Our world contains both beauty and ugliness, kindness and cruelty. The question is, where shall we fix our attention?

...If we view the world through the filter of our ideals, it will never measure up. Consider the influence of expectations on perception in the following anecdote: “A farmer was missing an ax from his tool shed. He suspected his neighbor’s young son. The boy looked like a thief, acted like a thief, and spoke like a thief. When the man eventually found his misplaced ax, his neighbor’s son looked, acted, and spoke like any other young boy.”

The fact that shadows exist, in the world and in ourselves, should not blind us to the light.

...There’s a story about a cancer-ridden football player who lay in a hospital bed, managing a smile as his coach entered the room and asked how he was doing. “Okay, I guess,” the player replied. But his sunken eyes told a different story.

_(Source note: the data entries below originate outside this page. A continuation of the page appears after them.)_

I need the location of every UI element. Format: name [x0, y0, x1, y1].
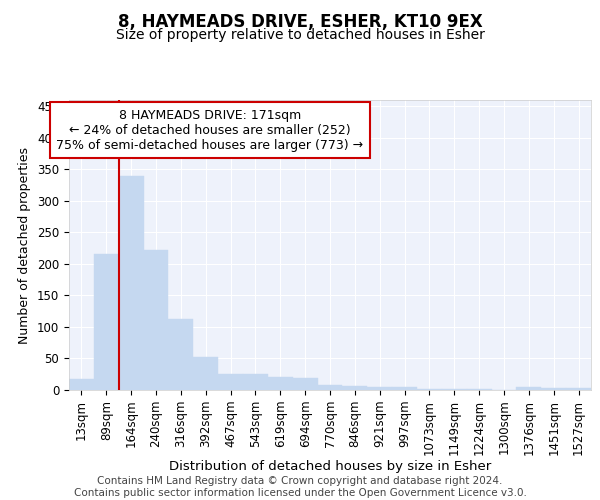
Bar [193, 356, 218, 390]
Bar [541, 388, 566, 390]
Text: 8 HAYMEADS DRIVE: 171sqm
← 24% of detached houses are smaller (252)
75% of semi-: 8 HAYMEADS DRIVE: 171sqm ← 24% of detach… [56, 108, 364, 152]
Bar [343, 386, 367, 390]
Bar [218, 374, 243, 390]
Bar [517, 388, 541, 390]
Bar [119, 176, 143, 390]
Bar [392, 388, 417, 390]
Y-axis label: Number of detached properties: Number of detached properties [19, 146, 31, 344]
Text: Size of property relative to detached houses in Esher: Size of property relative to detached ho… [116, 28, 484, 42]
Bar [566, 388, 591, 390]
X-axis label: Distribution of detached houses by size in Esher: Distribution of detached houses by size … [169, 460, 491, 473]
Bar [143, 250, 169, 390]
Bar [169, 319, 193, 390]
Text: Contains HM Land Registry data © Crown copyright and database right 2024.
Contai: Contains HM Land Registry data © Crown c… [74, 476, 526, 498]
Bar [268, 378, 293, 390]
Text: 8, HAYMEADS DRIVE, ESHER, KT10 9EX: 8, HAYMEADS DRIVE, ESHER, KT10 9EX [118, 12, 482, 30]
Bar [367, 388, 392, 390]
Bar [293, 378, 317, 390]
Bar [317, 385, 343, 390]
Bar [69, 380, 94, 390]
Bar [243, 374, 268, 390]
Bar [94, 254, 119, 390]
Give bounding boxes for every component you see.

After a long pause, the coach leaned close to the player’s face. “Listen, Mike. I need you at training camp in July, on the field, ready to go. We’re going all the way this year.”

Mike Westhoff, now recovered from bone cancer, is the special teams coach for the Miami Dolphins. He says of Coach Don Shula: “He treated me the way I could be, not the way I was. It made a difference.”

Hardship is part of life—but whether we view it as tragic or heroic, grotesque or purposeful, depends on our perspective. Our mind can make meaning or madness, light a candle or curse the darkness. The choice is ours. We can’t heal the world’s suffering—only our own. Accept life on its own terms. If we want a kinder world, then let us behave with kindness; if we want a peaceful world, let us make peace within. Our suffering serves no one. By letting go of our expectations, we liberate our lives.